Dès lors, on assiste à la déferlante. Les tubes empreints d’Acid se succèdent, et de nombreux artistes de la scène de Chicago deviennent incontournables : DJ Pierre bien évidemment, mais aussi Armando, Adonis, Lil Louis, Fast Eddie… Le Royaume-Uni est lui aussi rapidement frappé par le nouveau phénomène, avec des groupes comme 808 State, et notamment A Guy Called Gerald, mais aussi S’Express qui atteint le sommet des hit-parades à plusieurs reprises. Ce sont également les britanniques qui commence à ‘’l’exporter’’ vers d’autres styles : KLF qui y apporte des traits Hip Hop, Psychic TV dans une veine plus New Beat, ou encore The Shamen qui commence à marier Acid House et Techno, peu avant que Joey Beltram ou les allemands de Hardfloor ne s’engouffrent dans la brèche. Depuis, l’Acid a influencé de nombreux autres genres : Techno donc, mais aussi Trance, Breakbeat et même au sein des mouvements de free parties, pourtant assez éloignés de l’ambiance clubs des touts débuts.

Un spectre assez large donc, mais l’Acid ne se résume pas seulement à l’aspect musical, et c’est cela qui en fait un mouvement à part entière. Le smiley jaune, anonyme mais heureux, devient le symbole du mouvement, notamment en Angleterre, mais les médias attaquent assez vite en mettant en cause l’usage vraisemblablement abusif des drogues psychédéliques, publicité qui va quelque peu plomber la scène.

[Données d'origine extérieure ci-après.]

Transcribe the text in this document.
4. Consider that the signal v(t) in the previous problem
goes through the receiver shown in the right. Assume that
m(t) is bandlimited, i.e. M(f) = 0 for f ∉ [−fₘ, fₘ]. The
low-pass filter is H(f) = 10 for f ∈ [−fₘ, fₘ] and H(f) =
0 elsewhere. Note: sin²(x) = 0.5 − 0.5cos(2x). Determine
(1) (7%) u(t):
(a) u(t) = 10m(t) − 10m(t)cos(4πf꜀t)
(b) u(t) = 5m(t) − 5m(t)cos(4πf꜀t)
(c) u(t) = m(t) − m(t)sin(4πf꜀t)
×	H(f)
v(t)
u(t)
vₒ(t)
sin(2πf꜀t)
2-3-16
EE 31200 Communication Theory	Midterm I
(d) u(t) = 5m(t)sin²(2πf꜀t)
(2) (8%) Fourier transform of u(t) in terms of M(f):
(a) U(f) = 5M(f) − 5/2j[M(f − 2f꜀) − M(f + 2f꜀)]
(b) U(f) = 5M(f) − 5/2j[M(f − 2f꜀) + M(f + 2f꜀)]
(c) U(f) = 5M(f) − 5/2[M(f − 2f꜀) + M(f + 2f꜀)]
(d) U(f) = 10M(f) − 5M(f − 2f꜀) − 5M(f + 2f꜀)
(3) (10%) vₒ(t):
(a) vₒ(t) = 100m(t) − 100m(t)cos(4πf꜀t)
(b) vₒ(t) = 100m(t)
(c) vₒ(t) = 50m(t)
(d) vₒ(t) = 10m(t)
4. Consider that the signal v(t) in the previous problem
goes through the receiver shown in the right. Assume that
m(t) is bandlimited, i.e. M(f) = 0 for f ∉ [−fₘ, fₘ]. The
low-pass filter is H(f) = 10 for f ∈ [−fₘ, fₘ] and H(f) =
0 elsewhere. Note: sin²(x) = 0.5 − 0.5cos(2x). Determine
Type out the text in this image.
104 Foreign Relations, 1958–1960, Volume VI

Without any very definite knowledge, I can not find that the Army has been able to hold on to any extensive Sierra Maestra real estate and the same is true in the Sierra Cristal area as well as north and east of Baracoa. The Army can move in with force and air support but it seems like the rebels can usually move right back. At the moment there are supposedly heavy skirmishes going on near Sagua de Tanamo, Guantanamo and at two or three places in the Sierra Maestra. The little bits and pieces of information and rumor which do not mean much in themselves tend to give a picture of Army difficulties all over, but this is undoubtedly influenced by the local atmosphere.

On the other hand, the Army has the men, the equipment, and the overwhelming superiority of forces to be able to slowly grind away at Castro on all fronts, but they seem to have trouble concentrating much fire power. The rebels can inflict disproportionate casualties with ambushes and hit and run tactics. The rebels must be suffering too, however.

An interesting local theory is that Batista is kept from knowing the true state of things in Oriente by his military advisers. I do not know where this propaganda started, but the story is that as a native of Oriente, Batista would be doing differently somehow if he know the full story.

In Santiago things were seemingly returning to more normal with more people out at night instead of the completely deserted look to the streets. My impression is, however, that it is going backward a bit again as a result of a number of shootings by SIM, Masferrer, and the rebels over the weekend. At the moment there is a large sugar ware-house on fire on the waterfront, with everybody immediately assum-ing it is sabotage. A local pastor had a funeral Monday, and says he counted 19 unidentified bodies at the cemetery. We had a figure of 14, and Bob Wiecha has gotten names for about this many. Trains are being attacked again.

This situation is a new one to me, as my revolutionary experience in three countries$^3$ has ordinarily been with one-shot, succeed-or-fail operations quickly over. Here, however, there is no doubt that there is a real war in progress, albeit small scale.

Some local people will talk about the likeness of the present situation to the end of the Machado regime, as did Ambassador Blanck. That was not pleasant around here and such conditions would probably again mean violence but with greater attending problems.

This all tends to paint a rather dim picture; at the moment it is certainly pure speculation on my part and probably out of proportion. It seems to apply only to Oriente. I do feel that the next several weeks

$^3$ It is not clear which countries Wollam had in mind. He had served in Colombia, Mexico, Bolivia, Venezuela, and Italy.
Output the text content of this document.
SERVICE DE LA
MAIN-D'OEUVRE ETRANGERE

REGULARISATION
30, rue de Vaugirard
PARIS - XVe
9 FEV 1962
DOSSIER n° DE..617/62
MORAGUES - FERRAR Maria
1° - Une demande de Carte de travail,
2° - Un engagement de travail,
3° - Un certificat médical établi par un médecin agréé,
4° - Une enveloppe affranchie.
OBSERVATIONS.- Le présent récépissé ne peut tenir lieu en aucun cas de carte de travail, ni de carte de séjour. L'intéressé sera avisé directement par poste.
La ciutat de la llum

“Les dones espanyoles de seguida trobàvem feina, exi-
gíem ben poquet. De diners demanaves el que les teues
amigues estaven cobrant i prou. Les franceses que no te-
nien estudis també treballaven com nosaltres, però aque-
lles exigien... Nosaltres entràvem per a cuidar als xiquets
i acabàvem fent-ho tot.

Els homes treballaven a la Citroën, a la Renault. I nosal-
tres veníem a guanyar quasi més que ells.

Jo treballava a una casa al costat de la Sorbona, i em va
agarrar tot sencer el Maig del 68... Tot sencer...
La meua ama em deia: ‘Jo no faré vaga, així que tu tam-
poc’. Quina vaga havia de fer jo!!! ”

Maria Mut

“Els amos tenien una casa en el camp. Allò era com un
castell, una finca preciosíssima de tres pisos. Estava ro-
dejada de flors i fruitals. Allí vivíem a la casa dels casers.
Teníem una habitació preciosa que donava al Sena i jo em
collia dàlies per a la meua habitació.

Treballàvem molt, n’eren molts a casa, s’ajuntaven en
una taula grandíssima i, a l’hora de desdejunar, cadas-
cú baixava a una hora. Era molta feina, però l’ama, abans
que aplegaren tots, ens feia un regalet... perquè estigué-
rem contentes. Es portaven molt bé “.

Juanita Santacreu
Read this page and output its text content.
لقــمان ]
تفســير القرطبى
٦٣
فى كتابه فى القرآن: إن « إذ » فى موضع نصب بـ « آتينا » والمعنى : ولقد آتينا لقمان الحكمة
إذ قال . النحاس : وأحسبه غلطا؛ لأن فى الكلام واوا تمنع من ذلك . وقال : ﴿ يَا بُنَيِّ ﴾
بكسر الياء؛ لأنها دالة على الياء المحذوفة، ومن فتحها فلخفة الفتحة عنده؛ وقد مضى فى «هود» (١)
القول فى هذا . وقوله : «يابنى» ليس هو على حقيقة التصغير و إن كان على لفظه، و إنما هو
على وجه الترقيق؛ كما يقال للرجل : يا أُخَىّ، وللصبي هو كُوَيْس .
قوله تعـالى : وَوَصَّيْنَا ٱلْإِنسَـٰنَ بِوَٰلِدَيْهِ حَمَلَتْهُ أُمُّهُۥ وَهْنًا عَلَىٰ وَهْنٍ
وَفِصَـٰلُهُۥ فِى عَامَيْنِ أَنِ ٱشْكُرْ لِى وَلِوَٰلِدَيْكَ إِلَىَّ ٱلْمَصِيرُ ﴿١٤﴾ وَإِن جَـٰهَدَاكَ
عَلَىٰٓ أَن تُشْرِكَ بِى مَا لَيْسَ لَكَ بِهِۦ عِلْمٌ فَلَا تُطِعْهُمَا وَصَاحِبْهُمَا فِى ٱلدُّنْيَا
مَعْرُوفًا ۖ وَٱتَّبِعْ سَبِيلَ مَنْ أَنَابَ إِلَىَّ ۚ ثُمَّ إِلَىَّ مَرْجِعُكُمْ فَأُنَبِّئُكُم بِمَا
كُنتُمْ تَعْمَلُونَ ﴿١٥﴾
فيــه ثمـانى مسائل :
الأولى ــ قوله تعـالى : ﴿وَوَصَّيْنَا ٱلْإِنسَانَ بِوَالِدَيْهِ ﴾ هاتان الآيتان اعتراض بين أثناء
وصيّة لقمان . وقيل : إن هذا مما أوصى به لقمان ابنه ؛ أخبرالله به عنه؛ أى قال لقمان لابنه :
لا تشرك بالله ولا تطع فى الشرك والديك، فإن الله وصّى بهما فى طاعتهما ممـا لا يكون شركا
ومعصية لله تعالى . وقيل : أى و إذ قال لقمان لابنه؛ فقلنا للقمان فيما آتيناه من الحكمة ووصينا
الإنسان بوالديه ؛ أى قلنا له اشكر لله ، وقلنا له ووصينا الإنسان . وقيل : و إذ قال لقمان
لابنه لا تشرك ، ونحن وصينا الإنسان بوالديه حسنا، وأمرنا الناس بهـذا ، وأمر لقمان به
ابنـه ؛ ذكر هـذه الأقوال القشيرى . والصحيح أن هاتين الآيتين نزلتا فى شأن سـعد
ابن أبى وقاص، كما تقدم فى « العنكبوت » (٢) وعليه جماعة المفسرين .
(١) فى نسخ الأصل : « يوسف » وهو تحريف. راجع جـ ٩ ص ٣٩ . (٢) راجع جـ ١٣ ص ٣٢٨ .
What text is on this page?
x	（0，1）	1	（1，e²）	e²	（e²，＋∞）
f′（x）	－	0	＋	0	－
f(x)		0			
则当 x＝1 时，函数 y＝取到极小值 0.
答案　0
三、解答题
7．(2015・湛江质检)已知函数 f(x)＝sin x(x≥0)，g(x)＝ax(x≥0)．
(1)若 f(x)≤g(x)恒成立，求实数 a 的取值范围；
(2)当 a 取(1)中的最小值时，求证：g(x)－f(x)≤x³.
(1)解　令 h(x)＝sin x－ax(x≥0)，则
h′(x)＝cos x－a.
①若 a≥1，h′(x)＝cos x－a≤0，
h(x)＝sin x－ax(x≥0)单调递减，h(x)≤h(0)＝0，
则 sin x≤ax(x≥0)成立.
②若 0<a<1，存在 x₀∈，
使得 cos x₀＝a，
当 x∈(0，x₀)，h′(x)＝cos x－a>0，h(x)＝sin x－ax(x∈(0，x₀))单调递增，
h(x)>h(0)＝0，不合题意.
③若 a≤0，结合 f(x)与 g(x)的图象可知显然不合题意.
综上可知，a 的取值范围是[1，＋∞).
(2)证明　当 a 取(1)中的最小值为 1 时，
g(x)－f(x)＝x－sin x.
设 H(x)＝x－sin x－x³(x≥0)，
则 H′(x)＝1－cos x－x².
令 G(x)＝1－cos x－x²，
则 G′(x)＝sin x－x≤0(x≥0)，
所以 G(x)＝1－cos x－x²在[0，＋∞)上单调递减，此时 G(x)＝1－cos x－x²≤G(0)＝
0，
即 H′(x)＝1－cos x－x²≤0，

Ces derniers temps, on a assisté à un vrai revival Acid, dans la House mais aussi au sein des scènes Techno et Hardcore, l’occasion de découvrir de nouveaux artistes marqués par cet héritage mais aussi de retrouver certains vieux morceaux tombés en désuétude. C’est le cas avec l’album Synthesizing: Ten Ragas to a Disco Beat, de Charanjit Singh. Ce producteur indien avait sorti dès 1982 cet album très Acid basé sur des ragas traditionnels, mais son échec commercial l’avait fait basculer dans l’oubli. Ce n’est qu’en 2002 qu’il refait surface, et c’est surtout avec sa réédition en 2010 (qui correspond au début de ce revival) que ce vieux LP a pu être reconnu à sa juste valeur, tant au niveau musical que pour son rôle prépondérant dans l’histoire de l’Acid.

Encore aujourd’hui, ce genre reste déterminant dans la musique électronique. Le respecté DJ Pierre affirme le ressentir dans les productions récentes de LMFAO ou Skrillex. Certes, je reconnais volontiers que ça ne saute pas aux yeux, et que cela sauve d’autant moins leur soupe commerciale, mais le maître a parlé ! 

Ci-joint une liste non-exhaustive d’artistes pouvant être classé comme Acid House, certains sont cités plus haut… Attention, certains ne peuvent pas  être rangés exclusivement sous l’étiquette House, c’est surtout leur aspect Acid qui leur donne une place ici, sachant qu’il peut être réutilisé dans d’autres styles très variés…

-DJ Pierre + Phuture 303 (Label commun)

-Armando

-Adonis

-808 State

-Ceephax Acid Crew

-Psychic TV (fin des années 80 seulement, rebaptisé PTV3 depuis)

-The KLF

-Fast Eddie

-D-Mob

-Hardfloor

-Josh Wink

-Burger Industries

-A Guy Called Gerald

-Aphex Twin (ses tout premiers morceaux comme les Analogues Bubblebath, mais aussi les Analords)

-Laurent Garnier (certains titres notamment le très connu Acid Eiffel)

-Kevin Saunderson (quelques titres Acid bien qu’il fasse partie de la scène Techno de Detroit)

-…

Et notre playlist :

Phuture - Acid Tracks

Fast Eddie - Acid Thunder

Burger Industries - Back To Jack Your Body

Hardfloor - Acperience 1

Charanjit Singh - Raga Bairagi

Pour conclure, je vous conseille vivement d’aller jeter un œil sur le site TheAcidHouse qui propose de nombreux mix ainsi que la chaîne de Craazy Acid, qui répertorie bon nombre de vieux maxis assez savoureux !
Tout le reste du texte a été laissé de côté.